Sister Senator: Massachusetts Elects Its First Female Senator

Tuesday, November 6th, Elizabeth Warren defeats the republican incumbent Scott Brown by a narrow margin and is the first woman to claims Kennedy’s old Senate seat. Warren, a true representative of the middle class, is now the success story heard around the nation.

Warren was born Elizabeth Herring to a middle class family in Oklahoma City—no stranger to financial woe’s. Her father, a janitor, would suffer a heart attack when Warren was only 12; this would result in the loss of a family car. He could not continue his work, could not make payments. Her mother would pick up work at a Sear’s catalog-order department and at sixteen years of age, Warren started as a waitress for her aunt’s restaurant. She is named “Oklahoma’s top high-school debater” at Northwest Classen High School and at the age of 16 receives a debate scholarship for George Washington University.

After two years at GWU she marries Jim Warren—a NASA engineer—and moves to Houston, Texas. She completes her two-years-time at the University of Houston, 1970, with a degree in speech pathology and audiology. Here she spends a year teaching children with disabilities, receiving an “emergency certificate” to do so—she had lacked the necessary education courses required of obtaining a teaching certificate.

Warren and her husband move to New Jersey where Warren becomes a stay-at-home mom, pregnant with her first child. She enrolls at Rutgers School of Law-Newark while her first daughter is two and is pregnant with her second shortly before her graduation in 1976.
Somehow balancing time between two children, Warren managed to practice at home writing wills and doing real estate closings.

In between the late 70’s and early 90’s, Elizabeth teaches law at a plethora of Universities—Rutgers school of law-Newark (’77-’78), the University of Houston Law Center (’78-’83), University of Texas Law (’81-’87), a visiting professor at the University of Michigan (’85) and a research associate at the University of Texas, UT Austin (’83-’87). She becomes a tenured professor, joining the University of Pennsylvania Law School in ’87 and begins teaching at Harvard Law School in ’92 as a visiting professor. In ’95 she receives a permanent position as LeoGottlieb Professor of Law (Harvard).

Also in ’95, Warren is asked to advice the National Bankruptcy Review Commission because of her independent interest in bankruptcy and middle-class finance. Here she works for several years, helping to file the commissioner’s report and to protect consumer’s rights. Despite her and her colleagues efforts—Congress passes the Bankruptcy Abuse Prevention and Consumer Protection Act of 2005—referred to as the “New Bankruptcy Law”, making it increasingly harder for persons to file for bankruptcy and is considered one of the more significant changes to personal finance passed by Congress in recent history.

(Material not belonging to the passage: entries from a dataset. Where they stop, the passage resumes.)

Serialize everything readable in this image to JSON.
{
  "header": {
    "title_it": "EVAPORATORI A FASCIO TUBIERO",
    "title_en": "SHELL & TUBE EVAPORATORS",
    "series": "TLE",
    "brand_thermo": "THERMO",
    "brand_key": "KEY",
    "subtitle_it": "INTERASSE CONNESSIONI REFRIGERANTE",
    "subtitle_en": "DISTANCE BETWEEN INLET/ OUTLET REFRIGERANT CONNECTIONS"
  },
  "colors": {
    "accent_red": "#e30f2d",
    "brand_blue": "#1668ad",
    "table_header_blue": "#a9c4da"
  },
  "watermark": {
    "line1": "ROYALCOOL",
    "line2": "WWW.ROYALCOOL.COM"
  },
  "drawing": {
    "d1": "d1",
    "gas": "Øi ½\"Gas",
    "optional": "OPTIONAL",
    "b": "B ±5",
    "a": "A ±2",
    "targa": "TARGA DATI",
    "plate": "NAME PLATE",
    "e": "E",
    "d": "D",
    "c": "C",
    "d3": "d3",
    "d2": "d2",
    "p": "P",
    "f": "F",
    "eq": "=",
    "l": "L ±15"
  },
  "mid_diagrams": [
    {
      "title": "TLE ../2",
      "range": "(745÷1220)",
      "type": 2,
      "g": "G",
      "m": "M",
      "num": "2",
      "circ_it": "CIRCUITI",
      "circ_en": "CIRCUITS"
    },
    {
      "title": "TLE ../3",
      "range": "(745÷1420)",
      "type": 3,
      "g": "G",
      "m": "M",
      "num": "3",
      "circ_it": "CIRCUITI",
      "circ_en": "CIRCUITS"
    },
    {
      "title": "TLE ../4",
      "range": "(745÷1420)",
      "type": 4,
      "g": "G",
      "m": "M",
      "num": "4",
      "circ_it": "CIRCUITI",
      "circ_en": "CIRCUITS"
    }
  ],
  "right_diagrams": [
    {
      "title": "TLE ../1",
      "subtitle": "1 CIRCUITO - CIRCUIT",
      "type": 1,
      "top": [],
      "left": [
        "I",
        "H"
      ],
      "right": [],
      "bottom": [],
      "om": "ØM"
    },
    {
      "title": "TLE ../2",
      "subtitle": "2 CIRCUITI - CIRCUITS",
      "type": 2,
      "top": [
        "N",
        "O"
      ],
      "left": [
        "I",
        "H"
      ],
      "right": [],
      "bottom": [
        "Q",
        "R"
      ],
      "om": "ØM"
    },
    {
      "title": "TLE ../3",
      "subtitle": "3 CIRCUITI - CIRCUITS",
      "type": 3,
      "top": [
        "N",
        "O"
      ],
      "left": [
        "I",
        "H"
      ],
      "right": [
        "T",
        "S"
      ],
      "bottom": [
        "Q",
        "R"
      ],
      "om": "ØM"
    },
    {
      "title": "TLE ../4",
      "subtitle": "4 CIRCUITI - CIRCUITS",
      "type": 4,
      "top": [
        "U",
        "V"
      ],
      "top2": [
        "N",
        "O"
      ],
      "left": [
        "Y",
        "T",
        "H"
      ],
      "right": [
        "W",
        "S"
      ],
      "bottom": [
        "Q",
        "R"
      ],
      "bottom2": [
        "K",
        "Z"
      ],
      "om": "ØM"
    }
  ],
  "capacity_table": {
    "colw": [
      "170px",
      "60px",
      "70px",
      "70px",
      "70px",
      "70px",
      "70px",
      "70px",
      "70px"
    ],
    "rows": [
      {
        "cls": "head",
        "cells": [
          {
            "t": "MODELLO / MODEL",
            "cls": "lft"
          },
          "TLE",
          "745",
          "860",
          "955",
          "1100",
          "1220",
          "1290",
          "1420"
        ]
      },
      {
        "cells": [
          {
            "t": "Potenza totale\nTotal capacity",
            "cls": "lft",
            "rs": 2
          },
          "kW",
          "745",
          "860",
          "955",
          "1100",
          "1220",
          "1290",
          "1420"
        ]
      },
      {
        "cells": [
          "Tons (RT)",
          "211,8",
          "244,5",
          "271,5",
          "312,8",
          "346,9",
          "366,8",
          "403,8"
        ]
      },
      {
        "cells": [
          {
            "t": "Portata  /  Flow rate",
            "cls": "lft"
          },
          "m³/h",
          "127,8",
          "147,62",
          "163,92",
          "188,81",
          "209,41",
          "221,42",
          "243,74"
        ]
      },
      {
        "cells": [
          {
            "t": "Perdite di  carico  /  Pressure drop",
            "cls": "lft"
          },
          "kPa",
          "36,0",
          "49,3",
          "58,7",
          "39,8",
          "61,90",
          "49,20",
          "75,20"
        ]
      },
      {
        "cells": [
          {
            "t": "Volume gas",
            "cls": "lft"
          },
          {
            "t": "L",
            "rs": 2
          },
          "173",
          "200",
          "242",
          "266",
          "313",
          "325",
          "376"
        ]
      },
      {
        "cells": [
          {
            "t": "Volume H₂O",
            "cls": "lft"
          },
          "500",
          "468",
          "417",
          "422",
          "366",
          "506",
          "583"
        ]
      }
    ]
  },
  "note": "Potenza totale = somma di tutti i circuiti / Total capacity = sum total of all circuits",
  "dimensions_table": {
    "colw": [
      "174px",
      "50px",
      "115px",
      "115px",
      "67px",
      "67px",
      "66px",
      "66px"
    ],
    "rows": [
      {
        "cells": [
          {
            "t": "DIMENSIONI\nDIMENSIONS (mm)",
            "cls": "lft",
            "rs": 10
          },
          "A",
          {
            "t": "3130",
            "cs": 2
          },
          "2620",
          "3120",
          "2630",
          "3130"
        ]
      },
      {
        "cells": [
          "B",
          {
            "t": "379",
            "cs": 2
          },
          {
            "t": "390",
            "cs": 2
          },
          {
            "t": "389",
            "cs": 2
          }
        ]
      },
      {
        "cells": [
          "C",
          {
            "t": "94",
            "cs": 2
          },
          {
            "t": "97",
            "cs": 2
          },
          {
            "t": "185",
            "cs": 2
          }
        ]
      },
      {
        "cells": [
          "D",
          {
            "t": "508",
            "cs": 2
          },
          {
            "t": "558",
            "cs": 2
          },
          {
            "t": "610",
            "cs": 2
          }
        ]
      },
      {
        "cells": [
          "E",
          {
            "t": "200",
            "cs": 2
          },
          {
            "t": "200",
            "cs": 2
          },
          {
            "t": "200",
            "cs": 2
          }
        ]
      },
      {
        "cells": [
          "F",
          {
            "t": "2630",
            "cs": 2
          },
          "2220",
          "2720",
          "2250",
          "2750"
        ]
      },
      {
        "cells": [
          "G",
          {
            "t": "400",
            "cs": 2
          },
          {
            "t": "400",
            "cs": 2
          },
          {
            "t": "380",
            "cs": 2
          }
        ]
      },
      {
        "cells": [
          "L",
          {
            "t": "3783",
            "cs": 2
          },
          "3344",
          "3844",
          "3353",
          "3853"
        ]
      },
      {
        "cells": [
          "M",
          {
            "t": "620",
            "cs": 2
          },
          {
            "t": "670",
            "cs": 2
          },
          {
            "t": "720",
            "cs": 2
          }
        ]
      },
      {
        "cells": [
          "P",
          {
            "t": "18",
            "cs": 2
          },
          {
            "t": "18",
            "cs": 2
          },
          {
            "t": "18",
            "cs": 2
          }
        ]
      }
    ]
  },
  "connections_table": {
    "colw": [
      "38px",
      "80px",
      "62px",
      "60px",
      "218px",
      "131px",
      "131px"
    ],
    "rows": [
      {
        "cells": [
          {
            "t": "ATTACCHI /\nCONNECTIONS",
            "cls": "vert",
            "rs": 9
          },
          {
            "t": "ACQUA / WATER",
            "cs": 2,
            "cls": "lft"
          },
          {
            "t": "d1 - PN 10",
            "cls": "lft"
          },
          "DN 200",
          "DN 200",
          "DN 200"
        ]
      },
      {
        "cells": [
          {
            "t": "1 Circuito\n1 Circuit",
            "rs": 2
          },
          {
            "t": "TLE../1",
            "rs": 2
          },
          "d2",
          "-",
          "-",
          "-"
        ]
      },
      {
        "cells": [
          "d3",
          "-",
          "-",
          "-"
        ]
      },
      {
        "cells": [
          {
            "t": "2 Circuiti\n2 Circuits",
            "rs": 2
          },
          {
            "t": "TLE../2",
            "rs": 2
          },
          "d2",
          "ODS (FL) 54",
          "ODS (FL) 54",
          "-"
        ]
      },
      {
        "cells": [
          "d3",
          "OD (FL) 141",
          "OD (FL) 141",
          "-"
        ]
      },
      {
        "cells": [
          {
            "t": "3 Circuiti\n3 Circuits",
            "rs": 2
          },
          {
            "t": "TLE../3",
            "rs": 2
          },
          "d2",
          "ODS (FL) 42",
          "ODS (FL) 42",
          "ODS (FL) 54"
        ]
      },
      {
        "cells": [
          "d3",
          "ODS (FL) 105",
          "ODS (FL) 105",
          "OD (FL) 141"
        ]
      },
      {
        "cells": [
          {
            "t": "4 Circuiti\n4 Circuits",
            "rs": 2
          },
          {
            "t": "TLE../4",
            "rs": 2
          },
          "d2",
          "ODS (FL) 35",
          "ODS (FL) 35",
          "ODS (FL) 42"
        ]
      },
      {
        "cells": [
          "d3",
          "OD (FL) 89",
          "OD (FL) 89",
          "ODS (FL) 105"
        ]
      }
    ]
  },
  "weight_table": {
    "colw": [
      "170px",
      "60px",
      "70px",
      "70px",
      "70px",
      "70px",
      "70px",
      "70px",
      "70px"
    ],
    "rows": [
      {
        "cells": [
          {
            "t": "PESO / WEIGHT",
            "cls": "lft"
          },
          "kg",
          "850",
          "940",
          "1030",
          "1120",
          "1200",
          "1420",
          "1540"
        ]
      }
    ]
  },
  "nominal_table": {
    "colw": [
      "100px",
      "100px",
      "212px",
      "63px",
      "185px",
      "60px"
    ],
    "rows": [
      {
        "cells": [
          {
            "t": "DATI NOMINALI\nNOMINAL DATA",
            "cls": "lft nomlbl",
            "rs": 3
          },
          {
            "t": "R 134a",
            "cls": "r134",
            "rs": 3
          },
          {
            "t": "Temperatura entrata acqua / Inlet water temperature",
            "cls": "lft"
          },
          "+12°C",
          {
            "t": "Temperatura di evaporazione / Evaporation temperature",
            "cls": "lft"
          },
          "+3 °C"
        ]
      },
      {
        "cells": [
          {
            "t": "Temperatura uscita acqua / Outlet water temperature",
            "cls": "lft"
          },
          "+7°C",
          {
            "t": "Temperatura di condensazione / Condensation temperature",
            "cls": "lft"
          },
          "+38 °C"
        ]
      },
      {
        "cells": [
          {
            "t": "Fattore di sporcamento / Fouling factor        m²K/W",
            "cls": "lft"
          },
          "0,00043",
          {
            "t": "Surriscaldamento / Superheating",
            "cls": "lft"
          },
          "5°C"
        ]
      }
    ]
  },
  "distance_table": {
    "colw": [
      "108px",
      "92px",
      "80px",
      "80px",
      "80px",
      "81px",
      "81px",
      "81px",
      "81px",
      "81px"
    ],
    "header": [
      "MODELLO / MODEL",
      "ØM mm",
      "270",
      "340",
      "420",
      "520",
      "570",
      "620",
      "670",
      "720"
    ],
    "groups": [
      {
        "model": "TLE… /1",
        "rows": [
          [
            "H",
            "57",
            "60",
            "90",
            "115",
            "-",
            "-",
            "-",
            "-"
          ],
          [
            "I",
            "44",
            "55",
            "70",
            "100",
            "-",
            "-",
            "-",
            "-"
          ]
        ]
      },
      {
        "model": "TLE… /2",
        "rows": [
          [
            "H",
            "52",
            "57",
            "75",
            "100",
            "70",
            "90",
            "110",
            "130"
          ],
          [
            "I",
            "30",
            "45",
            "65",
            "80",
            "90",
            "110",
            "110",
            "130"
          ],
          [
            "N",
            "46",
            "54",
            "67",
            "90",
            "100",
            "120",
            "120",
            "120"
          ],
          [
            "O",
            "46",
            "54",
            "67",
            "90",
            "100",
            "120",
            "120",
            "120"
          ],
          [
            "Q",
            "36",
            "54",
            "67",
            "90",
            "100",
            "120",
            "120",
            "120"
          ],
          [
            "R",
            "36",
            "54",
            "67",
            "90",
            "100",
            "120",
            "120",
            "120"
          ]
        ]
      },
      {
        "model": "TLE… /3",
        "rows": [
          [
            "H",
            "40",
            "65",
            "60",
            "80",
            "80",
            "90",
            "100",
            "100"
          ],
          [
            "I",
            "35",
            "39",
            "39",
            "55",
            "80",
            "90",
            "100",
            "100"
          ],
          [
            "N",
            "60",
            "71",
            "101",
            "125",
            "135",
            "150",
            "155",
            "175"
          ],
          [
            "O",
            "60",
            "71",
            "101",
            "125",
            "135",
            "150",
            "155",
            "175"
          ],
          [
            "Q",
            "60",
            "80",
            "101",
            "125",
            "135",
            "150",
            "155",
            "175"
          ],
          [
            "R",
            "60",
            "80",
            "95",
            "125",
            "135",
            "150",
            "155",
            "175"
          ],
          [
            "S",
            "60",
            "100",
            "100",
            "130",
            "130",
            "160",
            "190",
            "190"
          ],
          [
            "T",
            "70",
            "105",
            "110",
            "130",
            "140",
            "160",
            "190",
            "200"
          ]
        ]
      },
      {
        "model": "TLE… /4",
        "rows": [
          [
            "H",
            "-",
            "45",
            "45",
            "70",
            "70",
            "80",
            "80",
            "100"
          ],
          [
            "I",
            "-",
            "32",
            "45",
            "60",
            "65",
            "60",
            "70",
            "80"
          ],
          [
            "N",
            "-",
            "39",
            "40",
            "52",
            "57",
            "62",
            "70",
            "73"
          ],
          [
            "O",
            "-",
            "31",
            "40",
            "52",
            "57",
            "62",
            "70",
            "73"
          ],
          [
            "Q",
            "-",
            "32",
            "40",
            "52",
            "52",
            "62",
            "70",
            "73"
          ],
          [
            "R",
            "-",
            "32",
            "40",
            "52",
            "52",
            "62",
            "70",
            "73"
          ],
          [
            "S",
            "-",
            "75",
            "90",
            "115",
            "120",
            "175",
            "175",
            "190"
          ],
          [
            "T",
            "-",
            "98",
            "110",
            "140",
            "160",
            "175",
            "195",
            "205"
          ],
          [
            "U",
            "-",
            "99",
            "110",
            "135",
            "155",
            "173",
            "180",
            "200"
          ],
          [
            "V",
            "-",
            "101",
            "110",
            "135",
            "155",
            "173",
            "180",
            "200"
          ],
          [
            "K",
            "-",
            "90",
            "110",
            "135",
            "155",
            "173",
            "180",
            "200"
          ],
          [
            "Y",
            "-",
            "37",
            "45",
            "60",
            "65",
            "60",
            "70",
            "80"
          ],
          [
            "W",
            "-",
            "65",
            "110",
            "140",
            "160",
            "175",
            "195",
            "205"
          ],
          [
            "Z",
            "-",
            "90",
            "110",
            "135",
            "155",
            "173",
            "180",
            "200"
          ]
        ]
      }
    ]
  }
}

United States Senate Majority Leader Harry Reid appointed Warren as heading the congressional committee that oversaw the Troubled Asset Relief Program (TARP), the $700 billion taxpayer bailout of the U.S. financial system. While leading this Congressional Oversight Panel Elizabeth Warren makes a name for herself tearing into Wall Street, the Treasury Department and mega-banks.

Perhaps her most notable feat—dreaming up the Consumer Financial Protection Bureau established by the Dodd-Frank Wall Street Reform and Consumer Protection Act and signed into law by President Obama in July, 2010—the CFPB works to highlight and prevent fowl play hidden in the fine print when applying to any kind of consumer financial product or service work (applying for a loan, credit cards, etc.…). Ideally, making it easier and accessible to know exactly what you are applying for, how you’re applying, and what to expect. Warren, however, and due to an extreme front of lobbyist and republican agendas, was not allowed to head her own agency after leading it through the first year preliminary phase. President Obama instead, and more as a compromise to conservative threats (in May, 44 senators signed a letter stating they would block any CFPB director if they did not comply to certain changes) appointed the former attorney general of Ohio, Richard Cordray. This would turn out to be the right choice; Cordray, previously the chief-of-enforcement for the CFPB and a long-time consumer advocate would settle Warren’s brainchild and allow her to announce her campaign for the Senate seat of Massachusetts—and win.

During her Campaign she received appropriate hype for putting her heart and soul in words and declarations. For example, during the Democratic National Convention where she opened for President Clinton she said: “Wall Street C.E.O.’s—the same ones who wrecked our economy and destroyed millions of jobs—still strut around Congress, no shame, demanding favors and acting like we should thank them,”—her charismatic demeanor, true middle-class background and irrefutable passion would be her compass.

As it stands, women make up 20% of the Senate and about half the population. On Thursday November 8th, Warren held a joint press conference with Gov. Deveal L. Patrick at the Statehouse, when asked on women—“Let’s get serious here,” said Warren—“This is 2012, and we’re talking about 20 percent of the United States Senate is female. That’s not an overwhelming number. … We’re on the right trajectory, but there’s still a lot to do.”